M. Ancilotti protested that he had not known the score and to show his good faith, went off the stage with a number written by a spsectator and shouted over the scene:

"Allons, Pilu. Allons."

"Allons," in French, spoken to a wooly old mongrel, means, "get on your job." And, Pilu got on the job by knocking down the figures 2, 5 and 8 -- 258, which was the number that had been written by the auditor.

Of course everybody watches Ancilotti closely in the hopes of catching him giving the dog signals, but no one has yet announced a solution of the mystery as to how the animal knows what to do so unerringly.

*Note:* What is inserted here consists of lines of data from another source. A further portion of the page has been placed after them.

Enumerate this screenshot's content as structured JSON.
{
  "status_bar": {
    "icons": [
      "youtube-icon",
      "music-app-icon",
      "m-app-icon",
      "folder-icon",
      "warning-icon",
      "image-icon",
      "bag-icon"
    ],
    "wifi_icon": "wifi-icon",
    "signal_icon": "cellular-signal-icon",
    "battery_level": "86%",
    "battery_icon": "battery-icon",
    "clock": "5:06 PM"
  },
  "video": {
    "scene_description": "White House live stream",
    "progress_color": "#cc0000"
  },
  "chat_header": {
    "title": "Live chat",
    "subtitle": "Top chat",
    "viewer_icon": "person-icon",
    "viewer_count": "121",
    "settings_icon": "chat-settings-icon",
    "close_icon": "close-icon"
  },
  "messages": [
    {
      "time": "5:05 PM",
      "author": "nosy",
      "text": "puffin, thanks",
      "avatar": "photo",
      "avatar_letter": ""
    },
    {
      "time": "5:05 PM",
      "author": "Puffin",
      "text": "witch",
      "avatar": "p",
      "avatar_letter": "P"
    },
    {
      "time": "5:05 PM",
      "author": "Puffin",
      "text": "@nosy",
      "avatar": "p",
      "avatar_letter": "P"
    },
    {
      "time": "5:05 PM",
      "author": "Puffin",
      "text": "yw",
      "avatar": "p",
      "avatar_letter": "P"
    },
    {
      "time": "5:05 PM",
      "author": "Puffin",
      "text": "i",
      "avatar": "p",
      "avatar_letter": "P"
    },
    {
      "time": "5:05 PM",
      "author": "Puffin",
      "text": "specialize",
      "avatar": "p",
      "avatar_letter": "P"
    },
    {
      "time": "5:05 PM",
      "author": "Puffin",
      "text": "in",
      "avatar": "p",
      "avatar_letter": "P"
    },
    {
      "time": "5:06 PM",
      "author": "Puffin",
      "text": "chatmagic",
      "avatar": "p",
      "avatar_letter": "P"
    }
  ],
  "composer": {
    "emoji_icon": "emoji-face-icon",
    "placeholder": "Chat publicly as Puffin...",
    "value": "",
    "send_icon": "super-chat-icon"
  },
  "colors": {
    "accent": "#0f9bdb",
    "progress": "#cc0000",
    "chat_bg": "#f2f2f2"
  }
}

"My dog never makes a meestake," he shouted toward the close of his act. "To show you, here is a newspaper. Now, Pilu, how many letters are there in the name of this paper?" Pilu promptly knocked down a 2 and a 0, meaning twenty. Once more the mindreading wonder was correct, for Ancilotti held a copy of The Kansas City Journal, in which title there are twenty letters.

PILU WELL LOVED.

When the show was over Pilu trotted down to his dressing room to Mme Ancilotti to be kissed and patted. He was well hugged. He ought to be. For years he has been earning the living of all three of the Ancilottis.

Sig. Ancilotti says that it required ten years of hard, persistent training to teach Pilu the science of mind-reading, but he would not intimate his method of training. He insists that the dog possesses not a dog mind, nor a human mind, but a superhuman mind and that he has no set of signals by which he aids the animal in its tests. The king of Italy shares Ancilotti's opinion as to the superhuman qualities of the dog's mind, for he has presented the shaggy little fellow with a handsome gold watch, believing that he could and should know the time of day.

Pilu will tour America until July and then will be taken to London, where he will make his farewell appearance on the stage. Old age forces an early retirement and Ancilotti already has his eyes cast wistfully on another dog with which he hopes to continue his harvest of gold.